Tutur alvendra yang mana membuat reisya semakin dilandasi ketakutan, yang dikatakan oleh alvendra memang benar. Reisya memang benar mengganti wadah botol parfumnya dengan botol lavender karena pada saat malam itu setelah sesi percintaan selesai. Alvendra mungkin saat itu berada di bawah alam sadarnya dan menyadari jika yang ia tiduri adalah reisya dan disaat itu pula reisya tahu betul tindakan apa yang harus ia lakukan.


"Hanya itu saja tak membuktikan diriku yang tidur denganmu !!" sanggahnya.


Dengan persiapan yang ia siapkan ketika alvendra sedikit lengah tadi ia pun langsung melempar bantal yang sudah berada di tangannya dan melemparnya tepat kearah alvendra dan segera turun dari atas ranjang hendak berlari pergi menuju kearah pintu. Namun semua perkiraan reisya salah, alvendra mempunyai reflek bagus dan juga tingkat kewaspadaan tinggi sehingga dengan tenang ia berjalan mendekat kearah reisya yang saat itu tengah mencoba untuk membuka pintu kamar tersebut yang ternyata sudah terkunci.


"Terkejut rubah kecil?" Suara berat alvendra menginterupsi tubuh reisya yang langsung diam membeku.


"arrrghhh" Teriak reisya ketika alvendra menarik tangannya dan mengukungnya di dinding pintu tersebut.


"Aku masih memiliki secuil kesabaran dan sebaiknya kau ucapkan kebenarannya sebelum sesuatu yang tidak kau inginkan terjadi !!" Ancamnya yang mana membuat reisya ketakutan seketika.


"Kenapa kau takut? kenapa gemetar? bukankah jika kau tidak bersalah kau tidak akan ketakutan seperti ini??" Sarkasnya yang membuat reisya semakin dilanda ketakutan, alvendra benar-benar menyeramkan.


"Aku...mohon lepaskan" cicitnya.


"Dan membiarkan kebenaran itu tertutupi selamanya?"


"Aku sudah mengatakannya aku tidak tahu, malam itu aku berada di dalam kamar dan..."


"CUKUP ! WAKTUMU HABIS DI SINI REISYA ATANAZWA. KAU TELAH MENYIA-NYIAKAN KESEMPATAN MU UNTUK BERKATA DENGAN JUJUR. MAKA TERIMALAH AKIBATNYA KARENA KAU TIDAK MAU BERKATA YANG SEBENARNYA !!" Teriaknya yang mana langsung mencium bibir reisya dengan ganas.


Reisya membulat kan kedua matanya, ia takut sungguh.
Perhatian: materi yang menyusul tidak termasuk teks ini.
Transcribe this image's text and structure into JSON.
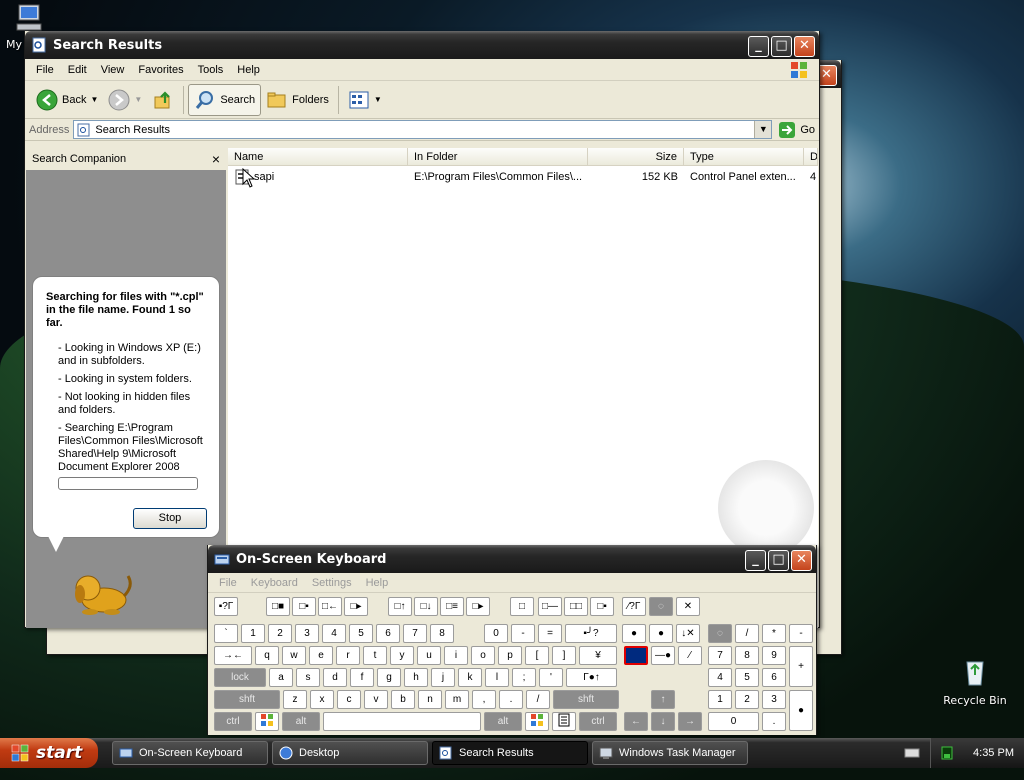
{
  "desktop": {
    "my_computer_label": "My",
    "recycle_bin_label": "Recycle Bin"
  },
  "search_window": {
    "title": "Search Results",
    "menu": [
      "File",
      "Edit",
      "View",
      "Favorites",
      "Tools",
      "Help"
    ],
    "toolbar": {
      "back": "Back",
      "search": "Search",
      "folders": "Folders"
    },
    "address": {
      "label": "Address",
      "value": "Search Results",
      "go": "Go"
    },
    "companion": {
      "title": "Search Companion",
      "close": "×",
      "heading": "Searching for files with \"*.cpl\" in the file name. Found 1 so far.",
      "lines": [
        "- Looking in Windows XP (E:) and in subfolders.",
        "- Looking in system folders.",
        "- Not looking in hidden files and folders.",
        "- Searching E:\\Program Files\\Common Files\\Microsoft Shared\\Help 9\\Microsoft Document Explorer 2008"
      ],
      "stop": "Stop"
    },
    "columns": [
      "Name",
      "In Folder",
      "Size",
      "Type",
      "D"
    ],
    "rows": [
      {
        "name": "sapi",
        "folder": "E:\\Program Files\\Common Files\\...",
        "size": "152 KB",
        "type": "Control Panel exten...",
        "extra": "4"
      }
    ]
  },
  "osk": {
    "title": "On-Screen Keyboard",
    "menu": [
      "File",
      "Keyboard",
      "Settings",
      "Help"
    ],
    "rows": {
      "r0": [
        "▪?Γ",
        "□■",
        "□▪",
        "□←",
        "□▸",
        "□↑",
        "□↓",
        "□≡",
        "□▸",
        "□",
        "□—",
        "□□",
        "□▪",
        "⁄?Γ",
        "◌",
        "✕"
      ],
      "r1": [
        "`",
        "1",
        "2",
        "3",
        "4",
        "5",
        "6",
        "7",
        "8",
        "0",
        "-",
        "=",
        "▪╯?",
        "●",
        "●",
        "↓✕",
        "◌",
        "/",
        "*",
        "-"
      ],
      "r2": [
        "→←",
        "q",
        "w",
        "e",
        "r",
        "t",
        "y",
        "u",
        "i",
        "o",
        "p",
        "[",
        "]",
        "¥",
        "",
        "—●",
        "⁄",
        "7",
        "8",
        "9",
        "+"
      ],
      "r3": [
        "lock",
        "a",
        "s",
        "d",
        "f",
        "g",
        "h",
        "j",
        "k",
        "l",
        ";",
        "'",
        "Γ●↑",
        "4",
        "5",
        "6"
      ],
      "r4": [
        "shft",
        "z",
        "x",
        "c",
        "v",
        "b",
        "n",
        "m",
        ",",
        ".",
        "/",
        "shft",
        "↑",
        "1",
        "2",
        "3"
      ],
      "r5": [
        "ctrl",
        "alt",
        "",
        "alt",
        "ctrl",
        "←",
        "↓",
        "→",
        "0",
        ".",
        "●"
      ]
    }
  },
  "taskbar": {
    "start": "start",
    "tasks": [
      "On-Screen Keyboard",
      "Desktop",
      "Search Results",
      "Windows Task Manager"
    ],
    "time": "4:35 PM"
  },
  "colors": {
    "xp_black_title": "#262626",
    "close_button": "#c4431c",
    "start_button": "#c03b12"
  }
}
Apa yang alvendra lakukan saat ini begitu sama dengan yang ia lakukan di malam itu hanya saja diwaktu itu reisya yang memulai terlebih dahulu sementara saat ini alvendralah yang melakukannya. Merasa ciuman itu tidak dibalas alvendra langsung mengigit bibir bawah reisya dengan keras sehingga menyebabkan reisya membuka mulutnya lantaran kesakitan, dan pada saat itu alvendra langsung melesakkan lidahnya kedalam mencecap semua rasa yang ia inginkan sedari lama. Cukup lama ciuman panas nan sepihak itu terjadi, merasa pasokan udaranya habis reisya memukul dada alvendra dan dengan begitu terpaksa ia menyudahi ciuman tersebut.
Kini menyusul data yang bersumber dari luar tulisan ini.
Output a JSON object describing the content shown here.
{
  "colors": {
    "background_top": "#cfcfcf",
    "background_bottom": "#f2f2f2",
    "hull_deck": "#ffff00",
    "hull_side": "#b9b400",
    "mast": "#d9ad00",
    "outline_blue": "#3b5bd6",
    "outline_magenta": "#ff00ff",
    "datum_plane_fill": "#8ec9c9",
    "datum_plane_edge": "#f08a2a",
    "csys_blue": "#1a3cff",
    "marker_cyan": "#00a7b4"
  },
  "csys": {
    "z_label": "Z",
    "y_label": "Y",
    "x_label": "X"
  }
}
"Hiks...hiks..." Desakan air mata terdengar setelahnya dan alvendra? pria itu menjilat ibu jarinya yang ia gunakan untuk menyeka ludah yang bercampur itu.


"Kau ingat rubah kecil?" Tanyanya santai.

__ADS_1


"Hiks....tolong lepaskan aku !!" Lirih reisya sambil memegang erat selimut yang masih membungkus tubuhnya.


Alvendra marah, ia menggeratakkan giginya merasa tidak diterima oleh reisya dan itu sukses membuat kesabarannya yang setipis tisu itu hancur lebur.


"Jadi kau masih ingin mempertahankan nya !! baiklah kita lihat seberapa kuat kau mampu mempertahankannya." Desisnya yang kemudian langsung mengangkat tubuh reisya ala koala dan langsung membawanya ke atas ranjang.


"Aakkh" Teriak reisya ketika tubuhnya terpental di atas ranjang.


"MUNGKIN DENGAN INI KAU AKAN BERBICARA !!" Teriaknya yang langsung melepaskan piyama miliknya, ia juga menarik kuat selimut yang membungkus tubuh reisya dan membuangnya asal.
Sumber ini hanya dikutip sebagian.